The initial search captured 8715 articles which was refined to 197 texts considered to be potentially relevant after deduplication, title and abstract screening. Following a detailed reading of these articles, 20 published studies were ultimately incorporated with these examining 11 multivariate risk prediction models. Eight of these combined preoperative and intraoperative data, with the other three models exclusively utilising intraoperative variables. The majority of these models were clinically credible and developed with sound methodological quality but many models had not been externally validated and none had been proven to be clinically effective in improving outcomes. Two models adequately predicted mortality, namely the Portsmouth physiological and operative severity score for the enumeration of mortality and morbidity (POSSUM) and POSSUM scores. A further two studies, the intraoperative factors and esophagectomy surgical Apgar score based nomograms were effective at predicting outcomes related to major morbidity.

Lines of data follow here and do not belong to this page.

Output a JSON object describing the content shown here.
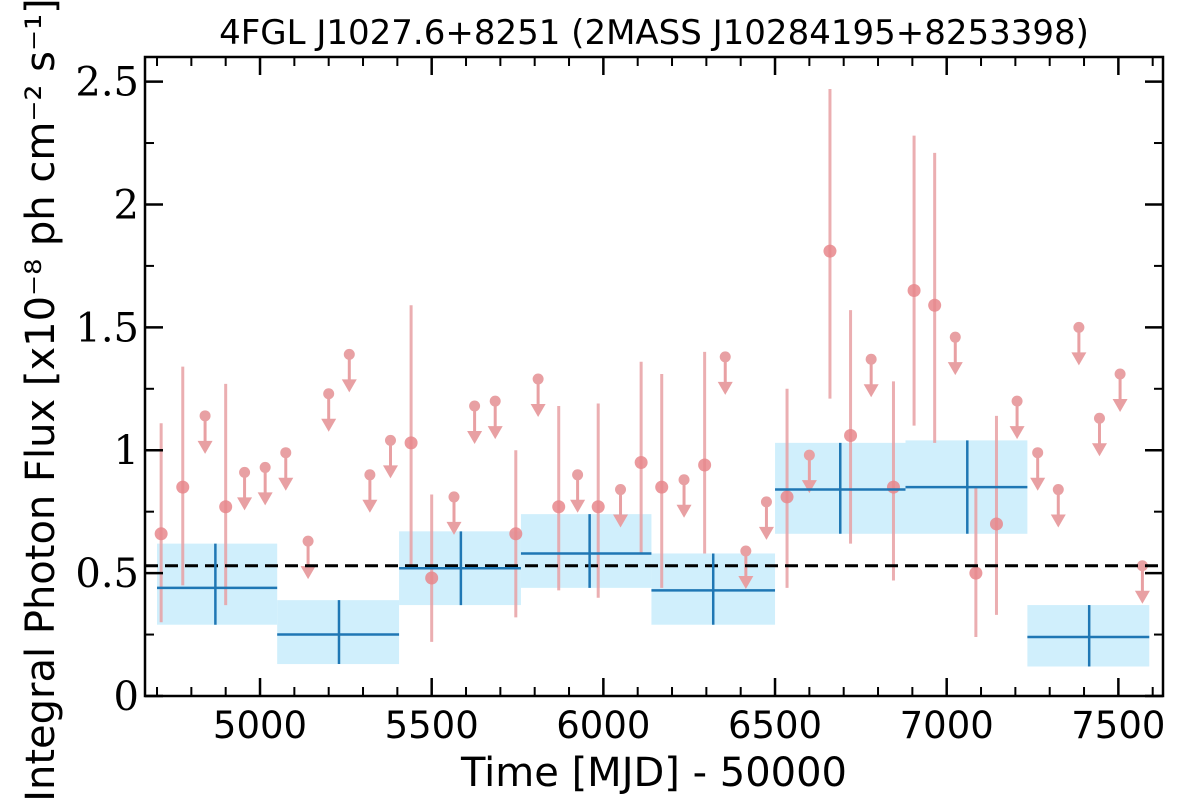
{
  "chart_data": {
    "type": "scatter",
    "title": "4FGL J1027.6+8251 (2MASS J10284195+8253398)",
    "xlabel": "Time [MJD] - 50000",
    "ylabel": "Integral Photon Flux [x10⁻⁸ ph cm⁻² s⁻¹]",
    "xlim": [
      4665,
      7630
    ],
    "ylim": [
      0,
      2.6
    ],
    "x_ticks": [
      5000,
      5500,
      6000,
      6500,
      7000,
      7500
    ],
    "y_ticks": [
      0,
      0.5,
      1,
      1.5,
      2,
      2.5
    ],
    "y_tick_labels": [
      "0",
      "0.5",
      "1",
      "1.5",
      "2",
      "2.5"
    ],
    "reference_line": {
      "y": 0.53,
      "style": "dashed",
      "color": "#000000"
    },
    "colors": {
      "points": "#e8878c",
      "arrows": "#e8a0a3",
      "bins": "#1f77b4",
      "bin_box": "#cdeefc"
    },
    "series": [
      {
        "kind": "detections",
        "points": [
          {
            "x": 4712,
            "y": 0.66,
            "ylo": 0.3,
            "yhi": 1.11
          },
          {
            "x": 4775,
            "y": 0.85,
            "ylo": 0.45,
            "yhi": 1.34
          },
          {
            "x": 4900,
            "y": 0.77,
            "ylo": 0.37,
            "yhi": 1.27
          },
          {
            "x": 5440,
            "y": 1.03,
            "ylo": 0.52,
            "yhi": 1.59
          },
          {
            "x": 5500,
            "y": 0.48,
            "ylo": 0.22,
            "yhi": 0.82
          },
          {
            "x": 5745,
            "y": 0.66,
            "ylo": 0.32,
            "yhi": 1.0
          },
          {
            "x": 5870,
            "y": 0.77,
            "ylo": 0.43,
            "yhi": 1.18
          },
          {
            "x": 5985,
            "y": 0.77,
            "ylo": 0.4,
            "yhi": 1.19
          },
          {
            "x": 6110,
            "y": 0.95,
            "ylo": 0.58,
            "yhi": 1.36
          },
          {
            "x": 6170,
            "y": 0.85,
            "ylo": 0.44,
            "yhi": 1.31
          },
          {
            "x": 6295,
            "y": 0.94,
            "ylo": 0.58,
            "yhi": 1.4
          },
          {
            "x": 6535,
            "y": 0.81,
            "ylo": 0.44,
            "yhi": 1.25
          },
          {
            "x": 6660,
            "y": 1.81,
            "ylo": 1.21,
            "yhi": 2.47
          },
          {
            "x": 6720,
            "y": 1.06,
            "ylo": 0.62,
            "yhi": 1.57
          },
          {
            "x": 6845,
            "y": 0.85,
            "ylo": 0.47,
            "yhi": 1.28
          },
          {
            "x": 6905,
            "y": 1.65,
            "ylo": 1.1,
            "yhi": 2.28
          },
          {
            "x": 6965,
            "y": 1.59,
            "ylo": 1.03,
            "yhi": 2.21
          },
          {
            "x": 7085,
            "y": 0.5,
            "ylo": 0.24,
            "yhi": 0.85
          },
          {
            "x": 7145,
            "y": 0.7,
            "ylo": 0.33,
            "yhi": 1.14
          }
        ]
      },
      {
        "kind": "upper_limits",
        "points": [
          {
            "x": 4840,
            "y": 1.14
          },
          {
            "x": 4955,
            "y": 0.91
          },
          {
            "x": 5015,
            "y": 0.93
          },
          {
            "x": 5075,
            "y": 0.99
          },
          {
            "x": 5140,
            "y": 0.63
          },
          {
            "x": 5200,
            "y": 1.23
          },
          {
            "x": 5260,
            "y": 1.39
          },
          {
            "x": 5320,
            "y": 0.9
          },
          {
            "x": 5380,
            "y": 1.04
          },
          {
            "x": 5565,
            "y": 0.81
          },
          {
            "x": 5625,
            "y": 1.18
          },
          {
            "x": 5685,
            "y": 1.2
          },
          {
            "x": 5810,
            "y": 1.29
          },
          {
            "x": 5925,
            "y": 0.9
          },
          {
            "x": 6050,
            "y": 0.84
          },
          {
            "x": 6235,
            "y": 0.88
          },
          {
            "x": 6355,
            "y": 1.38
          },
          {
            "x": 6475,
            "y": 0.79
          },
          {
            "x": 6415,
            "y": 0.59
          },
          {
            "x": 6600,
            "y": 0.98
          },
          {
            "x": 6780,
            "y": 1.37
          },
          {
            "x": 7025,
            "y": 1.46
          },
          {
            "x": 7205,
            "y": 1.2
          },
          {
            "x": 7265,
            "y": 0.99
          },
          {
            "x": 7325,
            "y": 0.84
          },
          {
            "x": 7385,
            "y": 1.5
          },
          {
            "x": 7445,
            "y": 1.13
          },
          {
            "x": 7505,
            "y": 1.31
          },
          {
            "x": 7570,
            "y": 0.53
          }
        ]
      },
      {
        "kind": "bins",
        "points": [
          {
            "x0": 4700,
            "x1": 5050,
            "y": 0.44,
            "ylo": 0.29,
            "yhi": 0.62,
            "xc": 4870
          },
          {
            "x0": 5050,
            "x1": 5405,
            "y": 0.25,
            "ylo": 0.13,
            "yhi": 0.39,
            "xc": 5230
          },
          {
            "x0": 5405,
            "x1": 5760,
            "y": 0.52,
            "ylo": 0.37,
            "yhi": 0.67,
            "xc": 5585
          },
          {
            "x0": 5760,
            "x1": 6140,
            "y": 0.58,
            "ylo": 0.44,
            "yhi": 0.74,
            "xc": 5960
          },
          {
            "x0": 6140,
            "x1": 6500,
            "y": 0.43,
            "ylo": 0.29,
            "yhi": 0.58,
            "xc": 6320
          },
          {
            "x0": 6500,
            "x1": 6880,
            "y": 0.84,
            "ylo": 0.66,
            "yhi": 1.03,
            "xc": 6690
          },
          {
            "x0": 6880,
            "x1": 7235,
            "y": 0.85,
            "ylo": 0.66,
            "yhi": 1.04,
            "xc": 7060
          },
          {
            "x0": 7235,
            "x1": 7590,
            "y": 0.24,
            "ylo": 0.12,
            "yhi": 0.37,
            "xc": 7415
          }
        ]
      }
    ]
  }
}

None of the included models were sufficiently accurate in predicting overall morbidity, respiratory complications or anastomotic leak rates.

Research conclusions

There are a handful of credible and well-developed multivariate risk prediction models which demonstrate the capacity to discriminate perioperative mortality and major morbidity outcomes following oesophagectomy. However, there is a need to undertake more research in terms of external validation and demonstrating improved clinical outcomes by guiding patient selection and postoperative resource allocation with the use of these models.

Research perspectives

There is an existing research gap to externally validate some of these models which are yet to be tested outside their development cohort. Further research should also take the form of a prospective randomised control trial in to compare the accuracy of clinical discretion against the results of the clinical risk prediction models in selecting appropriate surgical candidates and guiding postoperative resource allocation. Such a study could act as a catalyst to emphasise the importance of these tools which can augment decision-making and potentially lead to their widespread adoption in the care of patients undergoing oesophagectomy.